Part of calculating the risk for veterinarians is understanding how H5 progresses through a dairy herd.
Michigan State University's Dr. Zelmar Rodriguez has worked with dairy cows throughout his career and now studies H5's spread and impacts within herds.
"We have been working on understanding influenza in cattle since very early on because Michigan actually was the third state affected," he said.
While avian flu progresses quickly in poultry, the presentation can be less apparent in cattle. Poultry fatalities associated with H5 are high, so much so that any flock in which it's detected is isolated and exterminated. However, dairy cows may completely recover from their illness.
Rodriguez believes it's entirely possible veterinarians may show up to a farm where H5 is present and never know it.
"Veterinarians are visiting farms on a daily basis, and they are exposed to cattle," Rodriguez said. "I think the most important thing is that they know if the virus is at the farm so they can take extra precautions."

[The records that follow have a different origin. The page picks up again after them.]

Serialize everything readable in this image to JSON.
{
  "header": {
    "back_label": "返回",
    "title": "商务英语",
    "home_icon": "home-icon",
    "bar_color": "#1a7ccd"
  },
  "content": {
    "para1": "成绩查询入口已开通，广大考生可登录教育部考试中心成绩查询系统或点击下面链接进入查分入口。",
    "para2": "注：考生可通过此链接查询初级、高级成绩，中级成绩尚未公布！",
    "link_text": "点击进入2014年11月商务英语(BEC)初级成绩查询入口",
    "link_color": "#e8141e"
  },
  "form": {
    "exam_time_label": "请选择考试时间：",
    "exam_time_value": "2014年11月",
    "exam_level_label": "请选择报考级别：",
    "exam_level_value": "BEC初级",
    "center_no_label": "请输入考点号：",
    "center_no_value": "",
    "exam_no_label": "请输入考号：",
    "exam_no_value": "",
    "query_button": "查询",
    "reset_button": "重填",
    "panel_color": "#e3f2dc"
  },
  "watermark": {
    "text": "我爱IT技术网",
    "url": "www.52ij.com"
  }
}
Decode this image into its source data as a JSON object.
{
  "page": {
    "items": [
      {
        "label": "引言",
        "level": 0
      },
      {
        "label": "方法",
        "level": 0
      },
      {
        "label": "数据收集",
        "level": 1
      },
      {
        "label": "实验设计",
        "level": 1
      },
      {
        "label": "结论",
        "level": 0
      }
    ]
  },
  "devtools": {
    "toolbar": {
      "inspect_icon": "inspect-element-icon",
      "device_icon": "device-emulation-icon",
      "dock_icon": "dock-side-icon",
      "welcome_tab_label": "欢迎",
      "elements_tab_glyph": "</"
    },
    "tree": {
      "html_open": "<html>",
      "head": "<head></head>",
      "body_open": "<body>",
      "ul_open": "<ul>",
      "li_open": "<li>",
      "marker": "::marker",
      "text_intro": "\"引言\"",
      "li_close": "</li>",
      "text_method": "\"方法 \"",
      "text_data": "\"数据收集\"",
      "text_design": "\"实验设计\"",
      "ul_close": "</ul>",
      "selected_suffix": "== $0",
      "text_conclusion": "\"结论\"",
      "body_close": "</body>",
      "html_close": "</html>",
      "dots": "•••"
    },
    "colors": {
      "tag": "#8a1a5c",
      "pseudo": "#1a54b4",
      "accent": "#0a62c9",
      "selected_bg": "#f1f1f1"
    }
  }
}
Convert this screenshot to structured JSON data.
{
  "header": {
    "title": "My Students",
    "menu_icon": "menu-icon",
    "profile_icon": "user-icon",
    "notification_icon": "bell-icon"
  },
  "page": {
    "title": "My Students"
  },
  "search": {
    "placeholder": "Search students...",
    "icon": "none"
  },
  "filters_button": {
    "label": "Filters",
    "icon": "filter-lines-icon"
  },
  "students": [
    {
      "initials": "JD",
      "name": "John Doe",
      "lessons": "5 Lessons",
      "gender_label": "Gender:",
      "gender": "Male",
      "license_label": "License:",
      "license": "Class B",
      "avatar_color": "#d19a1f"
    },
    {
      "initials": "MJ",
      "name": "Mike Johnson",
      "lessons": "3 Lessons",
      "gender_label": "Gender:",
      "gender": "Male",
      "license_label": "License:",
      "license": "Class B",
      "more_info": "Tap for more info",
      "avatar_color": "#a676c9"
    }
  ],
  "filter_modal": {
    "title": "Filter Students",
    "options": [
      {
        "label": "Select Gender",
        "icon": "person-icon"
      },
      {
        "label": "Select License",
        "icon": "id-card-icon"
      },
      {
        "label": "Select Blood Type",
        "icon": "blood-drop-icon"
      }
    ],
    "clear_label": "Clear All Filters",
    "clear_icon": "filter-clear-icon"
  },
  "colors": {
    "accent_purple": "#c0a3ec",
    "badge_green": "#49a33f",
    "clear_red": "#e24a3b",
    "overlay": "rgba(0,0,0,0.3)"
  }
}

Those precautions, per Blumberg's recommendation, may include copious personal protective equipment: gown, gloves, goggles, masks, hoods and booties.
In the CDC study, all three antibody-positive test subjects reported wearing clothing covers and gloves while interacting with dairy cows, but not eye protection or masks.
Even Hernke, who is in a region with no identified cases in cattle, says there's no harm in taking extra protective measures.
"A few of our more proactive producers have implemented ongoing biosecurity measures," he said. "One of my dairies is really quite into that, because they do tours and they have some public-facing portions of their dairy. So we've been talking a lot about biosecurity and signing in, signing out; things like that."
One of his client dairies has even begun using face shields as a precaution.
"There's other benefits to biosecurity than just protecting against influenza, right?" Hernke said. "But I don't think we need to go full Tyvek suits at this point and make everybody on edge."